Le président tchèque affirme que l’Europe ne peut pas encore remplacer le rôle des États-Unis dans la défense de l’OTAN
- Pavel appelle à un pilier européen plus fort avec des calendriers coordonnés afin d’éviter des lacunes sécuritaires si Washington réduit sa présence
Germany
AA / Allemagne – Munich / Beyza Binnur Donmez
Le président tchèque Petr Pavel a déclaré que l'Europe est actuellement incapable de remplacer les États-Unis au sein de l'OTAN si Washington venait à retirer ses forces. Il a averti qu'une coordination plus étroite est nécessaire face aux tensions et à l'incertitude croissantes qui pèsent sur les liens de défense transatlantiques.

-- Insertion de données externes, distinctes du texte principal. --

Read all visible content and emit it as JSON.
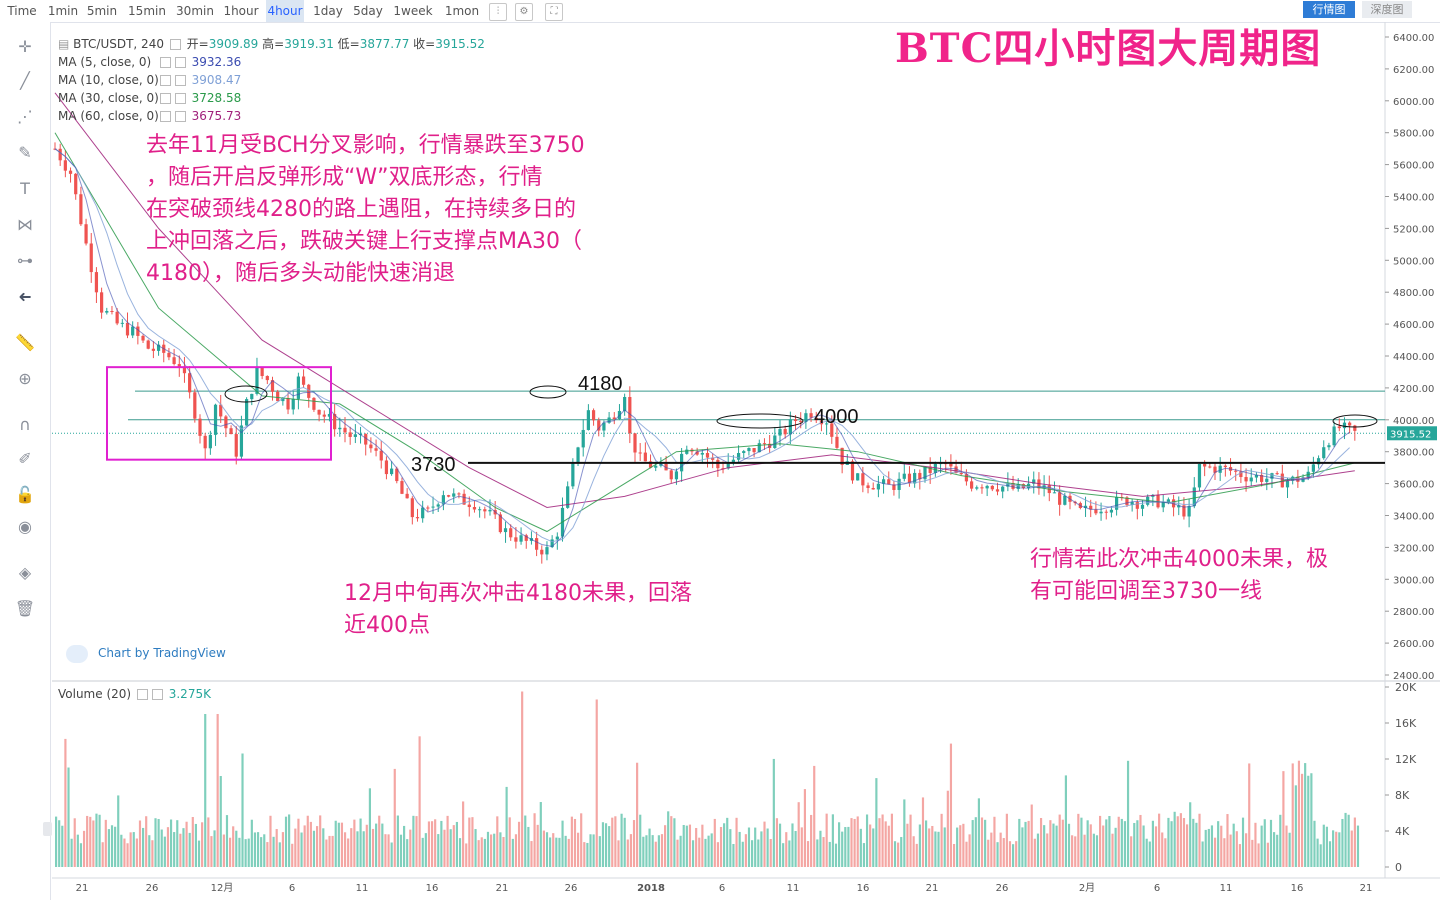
{
  "toolbar": {
    "timeframes": [
      "Time",
      "1min",
      "5min",
      "15min",
      "30min",
      "1hour",
      "4hour",
      "1day",
      "5day",
      "1week",
      "1mon"
    ],
    "active_timeframe": "4hour",
    "right_tabs": [
      "行情图",
      "深度图"
    ],
    "icons": [
      "candles-icon",
      "settings-icon",
      "fullscreen-icon"
    ]
  },
  "drawing_tools": [
    "crosshair-icon",
    "trendline-icon",
    "fib-icon",
    "brush-icon",
    "text-icon",
    "pattern-icon",
    "measure-icon",
    "back-arrow-icon",
    "ruler-icon",
    "zoom-icon",
    "magnet-icon",
    "pencil-lock-icon",
    "lock-icon",
    "eye-icon",
    "layers-icon",
    "trash-icon"
  ],
  "legend": {
    "symbol": "BTC/USDT, 240",
    "open_label": "开=",
    "open": "3909.89",
    "high_label": "高=",
    "high": "3919.31",
    "low_label": "低=",
    "low": "3877.77",
    "close_label": "收=",
    "close": "3915.52",
    "ma": [
      {
        "label": "MA (5, close, 0)",
        "value": "3932.36",
        "color": "#3a4bb0"
      },
      {
        "label": "MA (10, close, 0)",
        "value": "3908.47",
        "color": "#7fa0d6"
      },
      {
        "label": "MA (30, close, 0)",
        "value": "3728.58",
        "color": "#2a9a4a"
      },
      {
        "label": "MA (60, close, 0)",
        "value": "3675.73",
        "color": "#a0207a"
      }
    ]
  },
  "volume_legend": {
    "label": "Volume (20)",
    "value": "3.275K"
  },
  "title": "BTC四小时图大周期图",
  "annotations": {
    "note1": [
      "去年11月受BCH分叉影响，行情暴跌至3750",
      "，随后开启反弹形成“W”双底形态，行情",
      "在突破颈线4280的路上遇阻，在持续多日的",
      "上冲回落之后，跌破关键上行支撑点MA30（",
      "4180），随后多头动能快速消退"
    ],
    "note2": [
      "12月中旬再次冲击4180未果，回落",
      "近400点"
    ],
    "note3": [
      "行情若此次冲击4000未果，极",
      "有可能回调至3730一线"
    ],
    "level_4180": "4180",
    "level_4000": "4000",
    "level_3730": "3730"
  },
  "brand": "Chart by TradingView",
  "colors": {
    "up": "#26a69a",
    "down": "#ef5350",
    "annotation": "#e0208a",
    "price_tag": "#26a69a"
  },
  "chart_data": {
    "type": "candlestick",
    "price_axis": {
      "ticks": [
        2400,
        2600,
        2800,
        3000,
        3200,
        3400,
        3600,
        3800,
        4000,
        4200,
        4400,
        4600,
        4800,
        5000,
        5200,
        5400,
        5600,
        5800,
        6000,
        6200,
        6400
      ],
      "ylim": [
        2400,
        6450
      ]
    },
    "volume_axis": {
      "ticks": [
        0,
        4000,
        8000,
        12000,
        16000,
        20000
      ],
      "tick_labels": [
        "0",
        "4K",
        "8K",
        "12K",
        "16K",
        "20K"
      ]
    },
    "x_tick_labels": [
      "21",
      "26",
      "12月",
      "6",
      "11",
      "16",
      "21",
      "26",
      "2018",
      "6",
      "11",
      "16",
      "21",
      "26",
      "2月",
      "6",
      "11",
      "16",
      "21"
    ],
    "current_price": 3915.52,
    "horizontal_levels": [
      4180,
      4000,
      3730
    ],
    "highlight_box": {
      "price_top": 4330,
      "price_bottom": 3750
    },
    "price_path": [
      [
        0,
        5700
      ],
      [
        3,
        5550
      ],
      [
        6,
        5100
      ],
      [
        9,
        4700
      ],
      [
        12,
        4600
      ],
      [
        15,
        4550
      ],
      [
        18,
        4450
      ],
      [
        21,
        4420
      ],
      [
        24,
        4350
      ],
      [
        27,
        4050
      ],
      [
        29,
        3800
      ],
      [
        31,
        4100
      ],
      [
        33,
        3950
      ],
      [
        35,
        3800
      ],
      [
        37,
        4100
      ],
      [
        39,
        4300
      ],
      [
        41,
        4250
      ],
      [
        43,
        4150
      ],
      [
        45,
        4100
      ],
      [
        47,
        4250
      ],
      [
        49,
        4150
      ],
      [
        51,
        4050
      ],
      [
        53,
        4000
      ],
      [
        55,
        3950
      ],
      [
        57,
        3900
      ],
      [
        60,
        3850
      ],
      [
        63,
        3750
      ],
      [
        66,
        3600
      ],
      [
        69,
        3400
      ],
      [
        72,
        3420
      ],
      [
        75,
        3550
      ],
      [
        78,
        3500
      ],
      [
        81,
        3480
      ],
      [
        84,
        3400
      ],
      [
        87,
        3300
      ],
      [
        90,
        3250
      ],
      [
        93,
        3200
      ],
      [
        95,
        3180
      ],
      [
        97,
        3300
      ],
      [
        99,
        3550
      ],
      [
        101,
        3850
      ],
      [
        103,
        4050
      ],
      [
        105,
        3950
      ],
      [
        107,
        4000
      ],
      [
        109,
        4100
      ],
      [
        110,
        4180
      ],
      [
        111,
        3900
      ],
      [
        113,
        3750
      ],
      [
        116,
        3700
      ],
      [
        119,
        3650
      ],
      [
        122,
        3850
      ],
      [
        125,
        3800
      ],
      [
        128,
        3700
      ],
      [
        131,
        3750
      ],
      [
        134,
        3800
      ],
      [
        137,
        3850
      ],
      [
        140,
        3900
      ],
      [
        143,
        4000
      ],
      [
        146,
        4050
      ],
      [
        149,
        4000
      ],
      [
        152,
        3750
      ],
      [
        155,
        3620
      ],
      [
        158,
        3600
      ],
      [
        161,
        3580
      ],
      [
        164,
        3620
      ],
      [
        167,
        3650
      ],
      [
        170,
        3700
      ],
      [
        172,
        3720
      ],
      [
        174,
        3650
      ],
      [
        177,
        3600
      ],
      [
        180,
        3600
      ],
      [
        183,
        3580
      ],
      [
        186,
        3560
      ],
      [
        189,
        3600
      ],
      [
        192,
        3550
      ],
      [
        195,
        3480
      ],
      [
        198,
        3420
      ],
      [
        201,
        3450
      ],
      [
        204,
        3470
      ],
      [
        207,
        3500
      ],
      [
        210,
        3480
      ],
      [
        213,
        3490
      ],
      [
        216,
        3450
      ],
      [
        219,
        3420
      ],
      [
        221,
        3700
      ],
      [
        224,
        3700
      ],
      [
        227,
        3680
      ],
      [
        230,
        3650
      ],
      [
        233,
        3640
      ],
      [
        236,
        3620
      ],
      [
        239,
        3620
      ],
      [
        242,
        3650
      ],
      [
        245,
        3850
      ],
      [
        248,
        3950
      ],
      [
        251,
        3915
      ]
    ],
    "ma_paths": [
      {
        "name": "MA60",
        "color": "#a0207a",
        "points": [
          [
            0,
            6050
          ],
          [
            20,
            5200
          ],
          [
            40,
            4500
          ],
          [
            60,
            4100
          ],
          [
            80,
            3700
          ],
          [
            95,
            3450
          ],
          [
            110,
            3520
          ],
          [
            130,
            3700
          ],
          [
            150,
            3780
          ],
          [
            170,
            3700
          ],
          [
            190,
            3600
          ],
          [
            210,
            3520
          ],
          [
            230,
            3580
          ],
          [
            251,
            3680
          ]
        ]
      },
      {
        "name": "MA30",
        "color": "#2a9a4a",
        "points": [
          [
            0,
            5800
          ],
          [
            20,
            4700
          ],
          [
            40,
            4150
          ],
          [
            55,
            4100
          ],
          [
            70,
            3800
          ],
          [
            85,
            3450
          ],
          [
            95,
            3300
          ],
          [
            105,
            3500
          ],
          [
            120,
            3800
          ],
          [
            140,
            3850
          ],
          [
            155,
            3800
          ],
          [
            175,
            3650
          ],
          [
            195,
            3550
          ],
          [
            215,
            3480
          ],
          [
            235,
            3600
          ],
          [
            251,
            3730
          ]
        ]
      }
    ],
    "volume_bars": 420
  }
}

S'exprimant auprès d'Anadolu en marge de la Conférence de Munich sur la sécurité, Pavel a affirmé que les États-Unis demeurent un élément central de l'architecture de sécurité de l'Alliance.
« Les États-Unis contribuent de manière significative à la défense de l'OTAN, et si toute leur présence et leurs capacités étaient retirées aujourd'hui, l'Europe ne serait pas en mesure de combler ce vide », a-t-il déclaré.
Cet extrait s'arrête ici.